Western powers have no moral right to demonise Zimbabwe President Robert Mugabe, former Zambian President Kenneth Kaunda said on yesterday.
Kaunda, one of the few African statesmen with Mugabe's liberation-era credentials, said Zimbabwe's economic and political woes were largely due to "broken promises" by former colonial power Britain on land reforms.
"Mugabe should not be demonised ... he will not accept any humiliation. He needs to be talked to see sense in doing something to change things in Zimbabwe because he is a victim of broken promises from Britain," Kaunda told Reuters.
"We need to find an answer and not to throw accusations at him."
Kaunda said Zimbabwe required the immediate intervention of African leaders and this would have to be through talks that brought Mugabe and leader of the Opposition Movement for Democratic Change (MDC), Morgan Tsvangirai, together.
Tsvangirai was badly beaten this month after he attempted to attend a banned protest rally, spurring international condemnation of Mugabe's government.
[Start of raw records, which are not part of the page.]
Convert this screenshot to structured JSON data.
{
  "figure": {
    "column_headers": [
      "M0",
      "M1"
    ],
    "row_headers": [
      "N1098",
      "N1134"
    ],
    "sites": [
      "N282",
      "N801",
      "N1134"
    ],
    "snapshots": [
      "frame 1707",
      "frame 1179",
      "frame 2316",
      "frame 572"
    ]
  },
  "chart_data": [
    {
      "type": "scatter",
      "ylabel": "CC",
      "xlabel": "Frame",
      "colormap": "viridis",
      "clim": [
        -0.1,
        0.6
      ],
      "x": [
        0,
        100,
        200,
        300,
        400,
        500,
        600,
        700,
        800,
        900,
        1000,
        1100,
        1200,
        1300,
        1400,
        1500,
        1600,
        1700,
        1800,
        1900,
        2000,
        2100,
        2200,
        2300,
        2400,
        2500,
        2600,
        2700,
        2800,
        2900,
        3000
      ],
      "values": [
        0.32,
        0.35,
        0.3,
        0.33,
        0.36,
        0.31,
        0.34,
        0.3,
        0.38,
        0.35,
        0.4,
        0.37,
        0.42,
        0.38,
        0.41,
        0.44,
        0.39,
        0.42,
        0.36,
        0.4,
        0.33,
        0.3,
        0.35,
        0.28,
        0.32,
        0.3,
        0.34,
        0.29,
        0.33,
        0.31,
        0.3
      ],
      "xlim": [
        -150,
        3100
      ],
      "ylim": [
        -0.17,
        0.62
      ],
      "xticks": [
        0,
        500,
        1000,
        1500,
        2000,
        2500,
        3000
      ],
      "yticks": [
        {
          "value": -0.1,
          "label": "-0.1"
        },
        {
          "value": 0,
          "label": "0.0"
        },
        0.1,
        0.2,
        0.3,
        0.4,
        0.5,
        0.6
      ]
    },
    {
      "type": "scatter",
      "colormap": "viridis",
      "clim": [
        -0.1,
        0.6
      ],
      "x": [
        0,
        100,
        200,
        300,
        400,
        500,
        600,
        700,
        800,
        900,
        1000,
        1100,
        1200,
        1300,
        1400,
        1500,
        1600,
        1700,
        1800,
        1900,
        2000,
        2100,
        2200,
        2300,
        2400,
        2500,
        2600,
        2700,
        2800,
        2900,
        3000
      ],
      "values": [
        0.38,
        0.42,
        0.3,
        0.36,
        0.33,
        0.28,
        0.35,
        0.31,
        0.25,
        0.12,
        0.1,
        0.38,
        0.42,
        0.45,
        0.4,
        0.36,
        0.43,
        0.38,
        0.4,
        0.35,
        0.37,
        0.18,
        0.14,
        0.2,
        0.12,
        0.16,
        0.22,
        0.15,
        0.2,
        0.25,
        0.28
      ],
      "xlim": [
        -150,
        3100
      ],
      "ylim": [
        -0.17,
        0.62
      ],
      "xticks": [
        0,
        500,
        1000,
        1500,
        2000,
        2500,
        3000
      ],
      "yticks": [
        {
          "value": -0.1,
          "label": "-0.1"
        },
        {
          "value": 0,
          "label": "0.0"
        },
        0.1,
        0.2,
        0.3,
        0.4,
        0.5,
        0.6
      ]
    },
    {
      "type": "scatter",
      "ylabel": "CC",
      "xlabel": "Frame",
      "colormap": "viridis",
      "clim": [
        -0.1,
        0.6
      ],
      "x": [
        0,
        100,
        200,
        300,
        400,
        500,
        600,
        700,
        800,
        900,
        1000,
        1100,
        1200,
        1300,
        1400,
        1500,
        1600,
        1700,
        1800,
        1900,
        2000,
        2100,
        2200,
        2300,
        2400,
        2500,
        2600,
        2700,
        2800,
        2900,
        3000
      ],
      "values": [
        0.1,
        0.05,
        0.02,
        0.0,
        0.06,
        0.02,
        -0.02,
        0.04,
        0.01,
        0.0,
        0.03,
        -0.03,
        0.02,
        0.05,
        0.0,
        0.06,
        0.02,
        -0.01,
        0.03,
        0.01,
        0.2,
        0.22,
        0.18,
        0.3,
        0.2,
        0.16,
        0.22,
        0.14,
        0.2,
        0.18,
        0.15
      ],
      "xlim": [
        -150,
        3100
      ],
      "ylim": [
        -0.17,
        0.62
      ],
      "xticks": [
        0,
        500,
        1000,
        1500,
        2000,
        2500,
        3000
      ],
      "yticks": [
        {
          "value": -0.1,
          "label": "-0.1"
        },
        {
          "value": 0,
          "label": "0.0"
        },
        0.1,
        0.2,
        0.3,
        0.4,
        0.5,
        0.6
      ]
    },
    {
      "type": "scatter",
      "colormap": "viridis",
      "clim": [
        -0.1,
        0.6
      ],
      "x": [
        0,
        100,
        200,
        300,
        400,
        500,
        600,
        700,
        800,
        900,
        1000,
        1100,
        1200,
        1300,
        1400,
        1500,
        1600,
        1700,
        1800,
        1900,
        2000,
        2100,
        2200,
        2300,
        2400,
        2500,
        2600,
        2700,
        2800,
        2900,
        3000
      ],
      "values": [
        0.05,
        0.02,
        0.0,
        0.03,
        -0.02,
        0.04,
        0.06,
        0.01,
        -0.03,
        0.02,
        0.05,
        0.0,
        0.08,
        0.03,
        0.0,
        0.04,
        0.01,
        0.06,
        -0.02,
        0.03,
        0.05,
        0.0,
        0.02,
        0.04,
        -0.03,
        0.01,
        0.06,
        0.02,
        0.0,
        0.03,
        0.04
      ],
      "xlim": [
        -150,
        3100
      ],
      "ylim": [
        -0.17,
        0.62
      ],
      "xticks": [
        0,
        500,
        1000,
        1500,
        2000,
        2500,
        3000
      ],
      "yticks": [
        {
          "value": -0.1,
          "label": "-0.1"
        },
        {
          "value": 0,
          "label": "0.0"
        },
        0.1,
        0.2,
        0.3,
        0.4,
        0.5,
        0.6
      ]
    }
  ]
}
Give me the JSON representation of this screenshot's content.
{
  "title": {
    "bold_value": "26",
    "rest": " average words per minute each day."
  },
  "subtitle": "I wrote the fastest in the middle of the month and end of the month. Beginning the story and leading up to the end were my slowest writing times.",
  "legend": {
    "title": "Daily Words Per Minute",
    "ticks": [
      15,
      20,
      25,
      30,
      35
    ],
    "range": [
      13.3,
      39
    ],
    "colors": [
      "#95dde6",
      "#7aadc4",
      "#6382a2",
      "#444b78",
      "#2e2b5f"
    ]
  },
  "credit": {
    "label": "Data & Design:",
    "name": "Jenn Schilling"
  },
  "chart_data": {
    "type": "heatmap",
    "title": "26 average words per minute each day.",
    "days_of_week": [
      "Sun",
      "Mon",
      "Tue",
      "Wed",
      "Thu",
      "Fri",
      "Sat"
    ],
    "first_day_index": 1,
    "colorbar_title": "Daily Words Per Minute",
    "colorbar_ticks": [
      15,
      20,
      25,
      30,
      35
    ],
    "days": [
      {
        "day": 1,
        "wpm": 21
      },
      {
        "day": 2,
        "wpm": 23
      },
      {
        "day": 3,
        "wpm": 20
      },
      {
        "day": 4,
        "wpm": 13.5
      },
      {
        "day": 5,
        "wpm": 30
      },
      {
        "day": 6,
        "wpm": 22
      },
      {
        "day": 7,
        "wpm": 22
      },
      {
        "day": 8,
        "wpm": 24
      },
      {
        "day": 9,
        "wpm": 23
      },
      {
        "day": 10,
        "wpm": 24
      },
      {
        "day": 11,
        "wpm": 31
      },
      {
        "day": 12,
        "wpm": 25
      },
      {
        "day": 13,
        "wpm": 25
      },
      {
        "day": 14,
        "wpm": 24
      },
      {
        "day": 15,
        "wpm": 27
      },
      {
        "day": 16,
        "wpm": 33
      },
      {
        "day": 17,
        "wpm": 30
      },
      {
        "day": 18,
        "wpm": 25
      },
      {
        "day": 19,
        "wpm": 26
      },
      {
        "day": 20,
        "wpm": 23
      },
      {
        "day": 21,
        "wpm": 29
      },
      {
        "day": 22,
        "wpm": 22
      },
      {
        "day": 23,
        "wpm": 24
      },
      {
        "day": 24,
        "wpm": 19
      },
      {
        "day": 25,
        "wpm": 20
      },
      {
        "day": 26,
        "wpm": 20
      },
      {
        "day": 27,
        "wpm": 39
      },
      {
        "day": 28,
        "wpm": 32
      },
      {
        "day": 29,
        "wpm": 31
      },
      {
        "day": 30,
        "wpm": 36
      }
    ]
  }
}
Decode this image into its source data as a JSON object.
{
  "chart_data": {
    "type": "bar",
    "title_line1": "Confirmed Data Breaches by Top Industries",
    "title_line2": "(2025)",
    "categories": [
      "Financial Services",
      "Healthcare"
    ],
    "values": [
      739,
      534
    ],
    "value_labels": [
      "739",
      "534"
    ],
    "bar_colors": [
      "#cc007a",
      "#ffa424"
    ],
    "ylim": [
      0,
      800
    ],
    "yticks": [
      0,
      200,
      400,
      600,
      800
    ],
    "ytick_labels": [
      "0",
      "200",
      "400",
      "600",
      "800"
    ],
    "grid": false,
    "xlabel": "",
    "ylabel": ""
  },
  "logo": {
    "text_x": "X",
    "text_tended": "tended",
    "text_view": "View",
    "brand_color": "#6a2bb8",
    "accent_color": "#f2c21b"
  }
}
Act quickly to guide Mugabe
Few African governments have joined in the criticism. Zambia's President, Levy Mwanawasa, said the region would have to agree on a new approach to Mugabe.
Kaunda said Nigerian President Olusegun Obasanjo, former Mozambique president Joaquim Chissano and other African leaders should act quickly to guide Mugabe and Tsvangirai towards a negotiated settlement.
"Of course, what is happening in Zimbabwe needs to be solved and African leaders must get involved," he said.
BRITAIN AT FAULT?
Kaunda accused the British government of failing to honour a 1979 agreement to carry out land reforms in its former colony to rectify post-independence imbalances in land ownership between black and white.
Kaunda played a major role in the independence of Zimbabwe from Britain in 1980.
"I attended a meeting in London where (former British prime minister) Margaret Thatcher agreed to help Zimbabwe to carry out a land redistribution exercise, but when the Labour Party came to power, they withdrew from the programme," Kaunda said.